If the department manager understands the risks and benefits that SEO poses to their team, they will likely be motivated to help you achieve your SEO goals.
Educate them on the importance of SEO
The key to this is helping them understand the importance of SEO.
Check out the departmental impact SEO can have.
Talk to your Brand Director about the importance of reputation management and how SEO can help foster a positive online mood. Discuss the benefits of keyword research and optimizing copy for search intent and conversions with your head of content.
Make it clear to every stakeholder why they should care about SEO.
Link SEO to your success
Help leadership and their teams take an interest in the work of SEO by sharing the impact they are having on key outcomes.

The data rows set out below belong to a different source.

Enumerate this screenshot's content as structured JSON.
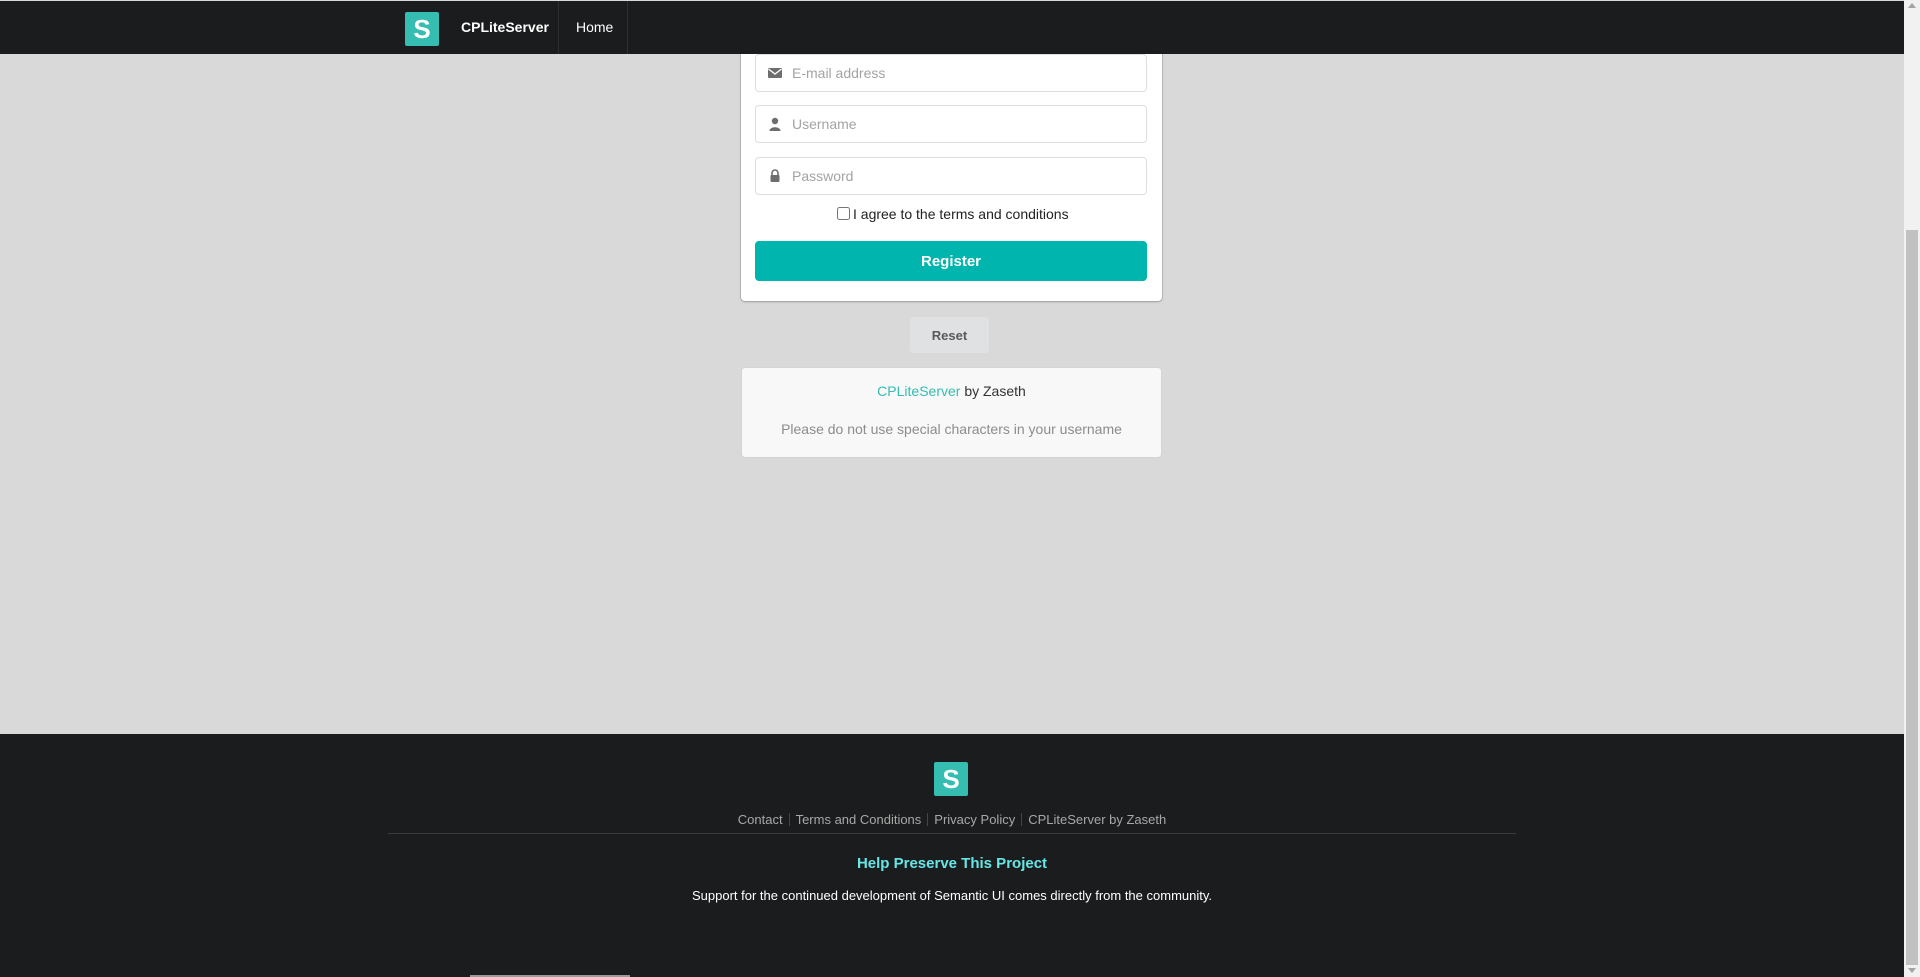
{
  "topbar": {
    "logo_letter": "S",
    "brand": "CPLiteServer",
    "home": "Home"
  },
  "form": {
    "email_placeholder": "E-mail address",
    "username_placeholder": "Username",
    "password_placeholder": "Password",
    "agree_label": "I agree to the terms and conditions",
    "register_label": "Register",
    "reset_label": "Reset"
  },
  "message": {
    "link_text": "CPLiteServer",
    "by_text": " by Zaseth",
    "note": "Please do not use special characters in your username"
  },
  "footer": {
    "logo_letter": "S",
    "links": [
      "Contact",
      "Terms and Conditions",
      "Privacy Policy",
      "CPLiteServer by Zaseth"
    ],
    "heading": "Help Preserve This Project",
    "text": "Support for the continued development of Semantic UI comes directly from the community."
  },
  "colors": {
    "accent": "#00b5ad",
    "logo": "#35bdb2",
    "dark": "#1b1c1d",
    "page_bg": "#d9d9d9",
    "footer_heading": "#66e6e6"
  },
  "icons": {
    "email": "envelope-icon",
    "username": "user-icon",
    "password": "lock-icon"
  }
}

Showing the engineering team that their work on reducing load speeds had a direct, measurable impact on Core Web Vitals can help them see the connection between their work and organic traffic and leads.
Show the Customer Success team that the Top Customer Questions Survey they filled out has been turned into an FAQ. Explain how this led to an increase in organic traffic.
The more you can tie teams’ work to SEO success, the more receptive they might be to your future ideas.
Bake SEO into your processes
Along with training and gaining buy-in from your teams or your client’s teams, let them integrate SEO into their own processes.
This might look like they include SEO considerations in their templates such as: B. Text letters or product inquiries. SEO team members may be added as stakeholders to engineering tickets.
Try to ensure you are involved in quality assurance and approvals for the type of activities that may pose a risk to the success of your SEO work.
Diploma
For SEO to truly drive growth in an organization, we need to break down silos, encourage training, and keep SEO in mind.
This means identifying knowledge gaps in key departments and ensuring ongoing training in these areas.
SEO must be at the heart of corporate communications.
Find the best way to do this across your organization, whether it’s a monthly report and email briefing to key stakeholders, or a company-wide message in your internal chat.
It’s entirely possible for a business to start thinking SEO first, but it takes time and strong stakeholder relationships to make it work.